• Location
    • Toronto, CA
  • Date Posted
  • May. 31, 2021
  • Function
  • Data Science
  • Sector
  • Security

Lookout is the leader in mobile security, protecting the device at the intersection of the personal you and the professional you. Our mission is to secure and empower our digital future in a privacy-focused world where mobile devices are essential to all we do for work and play. We’re trusted by millions of consumers, enterprises, government agencies, and partners such as AT&T, Verizon, Vodafone, Microsoft, Google, and Apple. Headquartered in San Francisco, Lookout has offices in Amsterdam, Boston, London, Sydney, Tokyo, Toronto and Washington, D.C.

Our Data Engineering team is transforming how we build products using Lookout’s unique data sets about mobile devices, applications and threats. As we continue to grow and scale, we need rock solid engineers who love the challenge of designing and building high performance, scalable data solutions that help Lookout protect millions of mobile users. You’ll design, develop, and test robust, scalable data platform components. You’ll work with a variety of teams and individuals, including Product Engineers to understand their data pipeline needs and come up with innovative solutions. By collaborating with our talented team of Engineers, Product Managers and Designers, you’ll be a driving force in defining new data products and features.
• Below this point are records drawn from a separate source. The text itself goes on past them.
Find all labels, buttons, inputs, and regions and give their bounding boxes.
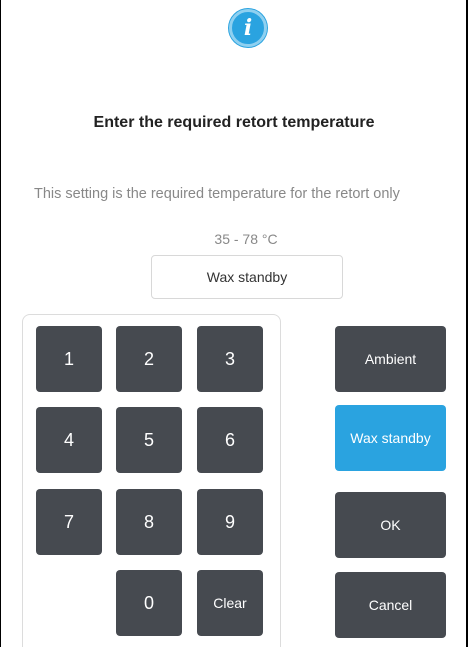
wax-standby-button[interactable]: Wax standby (335, 405, 446, 471)
clear-button[interactable]: Clear (197, 570, 263, 636)
key-6[interactable]: 6 (197, 407, 263, 473)
key-5[interactable]: 5 (116, 407, 182, 473)
key-3[interactable]: 3 (197, 326, 263, 392)
temperature-value-field[interactable]: Wax standby (151, 255, 343, 299)
key-2[interactable]: 2 (116, 326, 182, 392)
key-7[interactable]: 7 (36, 489, 102, 555)
info-icon: i (229, 9, 267, 47)
ambient-button[interactable]: Ambient (335, 326, 446, 392)
ok-button[interactable]: OK (335, 492, 446, 558)
dialog-title: Enter the required retort temperature (93, 114, 375, 131)
dialog-description: This setting is the required temperature… (34, 186, 400, 202)
key-4[interactable]: 4 (36, 407, 102, 473)
window-border-left (0, 0, 1, 647)
key-9[interactable]: 9 (197, 489, 263, 555)
key-8[interactable]: 8 (116, 489, 182, 555)
key-1[interactable]: 1 (36, 326, 102, 392)
cancel-button[interactable]: Cancel (335, 572, 446, 638)
key-0[interactable]: 0 (116, 570, 182, 636)
temperature-range: 35 - 78 °C (214, 231, 278, 247)
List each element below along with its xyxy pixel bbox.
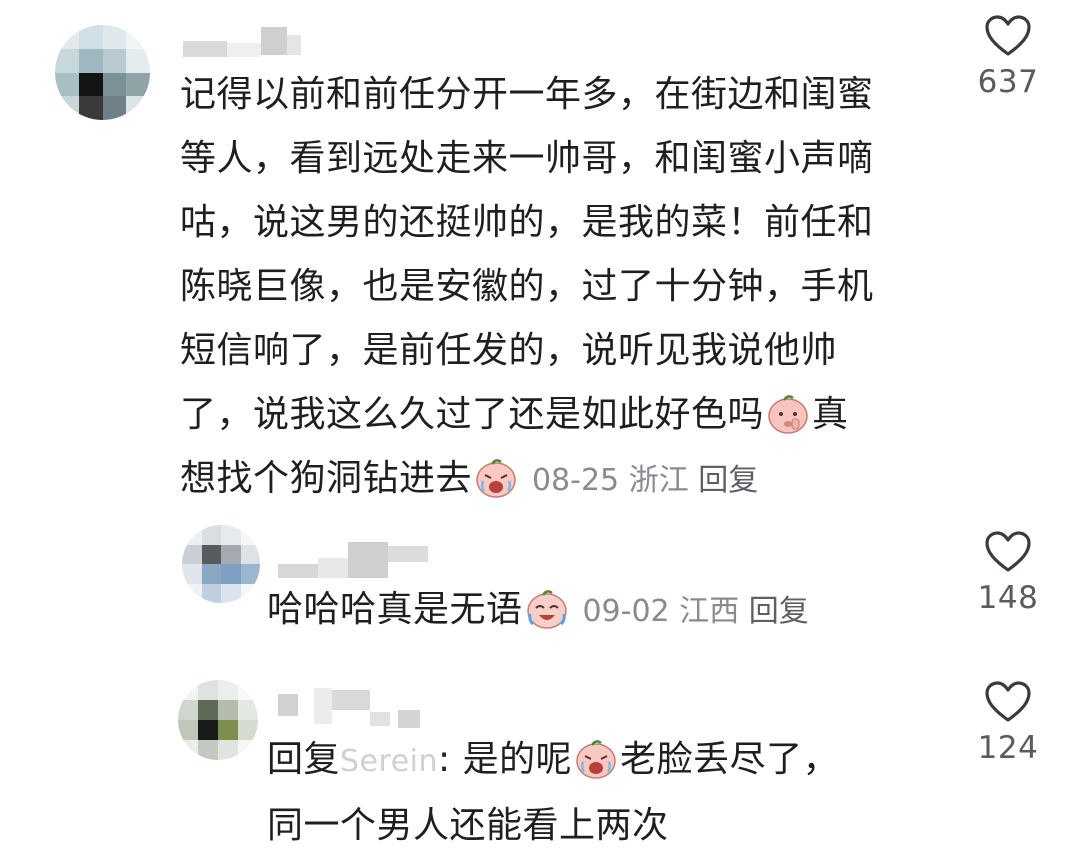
like-count: 124 <box>977 730 1039 766</box>
username-obscured[interactable] <box>278 688 420 728</box>
reply-button[interactable]: 回复 <box>698 463 758 498</box>
comment-line: 想找个狗洞钻进去 08-25 浙江 回复 <box>180 447 960 513</box>
comment-date: 09-02 <box>582 594 670 629</box>
comment-line: 记得以前和前任分开一年多，在街边和闺蜜 <box>180 74 874 115</box>
crying-face-icon <box>476 459 516 498</box>
like-button[interactable]: 637 <box>963 14 1053 100</box>
comment-meta: 08-25 浙江 回复 <box>532 463 758 498</box>
comment-line: 了，说我这么久过了还是如此好色吗 真 <box>180 383 960 447</box>
mention-username-obscured[interactable]: Serein <box>340 728 438 794</box>
comment-location: 江西 <box>679 594 740 629</box>
laugh-cry-face-icon <box>526 590 567 629</box>
comment-date: 08-25 <box>531 463 620 498</box>
crying-face-icon <box>576 740 616 779</box>
reply-prefix: 回复 <box>267 739 341 780</box>
reply-item: 回复Serein: 是的呢 老脸丢尽了， 同一个男人还能看上两次 124 <box>0 670 1080 859</box>
comment-line: 回复Serein: 是的呢 老脸丢尽了， <box>267 728 927 794</box>
comment-text: 哈哈哈真是无语 09-02 江西 回复 <box>267 578 927 644</box>
comment-line-text: : 是的呢 <box>438 739 573 780</box>
comment-line: 咕，说这男的还挺帅的，是我的菜！前任和 <box>180 202 874 243</box>
username-obscured[interactable] <box>183 27 301 57</box>
comment-line: 等人，看到远处走来一帅哥，和闺蜜小声嘀 <box>180 138 874 179</box>
mention-text: Serein <box>340 744 438 779</box>
comment-meta: 09-02 江西 回复 <box>582 594 808 629</box>
like-count: 148 <box>977 580 1039 616</box>
comment-text: 记得以前和前任分开一年多，在街边和闺蜜 等人，看到远处走来一帅哥，和闺蜜小声嘀 … <box>180 63 960 513</box>
comment-text: 回复Serein: 是的呢 老脸丢尽了， 同一个男人还能看上两次 <box>267 728 927 858</box>
comment-line-text: 哈哈哈真是无语 <box>267 589 523 630</box>
comment-line-text: 真 <box>812 394 849 435</box>
avatar[interactable] <box>55 25 150 120</box>
heart-outline-icon <box>985 15 1031 56</box>
reply-item: 哈哈哈真是无语 09-02 江西 回复 148 <box>0 510 1080 670</box>
comment-line-text: 想找个狗洞钻进去 <box>180 458 473 499</box>
comment-line: 短信响了，是前任发的，说听见我说他帅 <box>180 330 838 371</box>
comment-line: 陈晓巨像，也是安徽的，过了十分钟，手机 <box>180 266 874 307</box>
comment-line: 同一个男人还能看上两次 <box>267 805 669 846</box>
username-obscured[interactable] <box>278 542 428 578</box>
heart-outline-icon <box>985 531 1031 572</box>
comment-line-text: 了，说我这么久过了还是如此好色吗 <box>180 394 765 435</box>
avatar[interactable] <box>178 680 258 760</box>
like-button[interactable]: 148 <box>963 530 1053 616</box>
comment-item: 记得以前和前任分开一年多，在街边和闺蜜 等人，看到远处走来一帅哥，和闺蜜小声嘀 … <box>0 0 1080 500</box>
comment-line-text: 老脸丢尽了， <box>620 739 840 780</box>
comment-location: 浙江 <box>628 463 689 498</box>
avatar[interactable] <box>182 525 260 603</box>
like-count: 637 <box>977 64 1039 100</box>
heart-outline-icon <box>985 681 1031 722</box>
shush-face-icon <box>768 395 808 434</box>
reply-button[interactable]: 回复 <box>749 594 809 629</box>
comment-line: 哈哈哈真是无语 09-02 江西 回复 <box>267 578 927 644</box>
like-button[interactable]: 124 <box>963 680 1053 766</box>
We are looking for someone with a strong software engineering, distributed data systems and ETL background.

Responsibilities:

  • Design and development of the next generation of our data platform including data streaming, batch and replay capabilities
  • Working with Engineering, Data Science, Business Intelligence and Product Management teams to build and manage a wide variety of data sets
  • Analyse technical and business requirements to determine the best technologies and approaches for solving problems
  • Identify gaps and build tools to increase the speed of analysis
  • Design, build and launch new data models and business critical ETL pipelines
  • Fully participate in the ownership of your services and components, including on-call duties

Requirements:

  • BS/MS in Computer Science or related field/degree, and/or equivalent work experience
  • 10+ years overall software development experience with at least 3+ years of experience with data engineering
  • Experience with Spark (Batch and/or Streaming), Hive and Hadoop
  • Experience with Kafka or equivalent messaging systems at scale
  • Experience with streaming data pipelines using Spark streaming
  • Proficient in designing efficient and robust ETL workflows
  • Experience in optimizing Spark/Hive ETLs
  • Hands on experience with GCP and services such as Dataproc, BigQuery, BigTable, and Cloud Composer (Apache Airflow)
  • Experience building automated deployment pipelines for data infrastructure
  • Excellent communication and collaboration skills
  • Proficient in Scala and Python

Bonus Points:

  • You have built a data pipeline and the infrastructure required to deploy machine learning algorithms and real-time analytics in low latency environments
  • Understanding of CI/CD automation and willingness to learn new CD platform.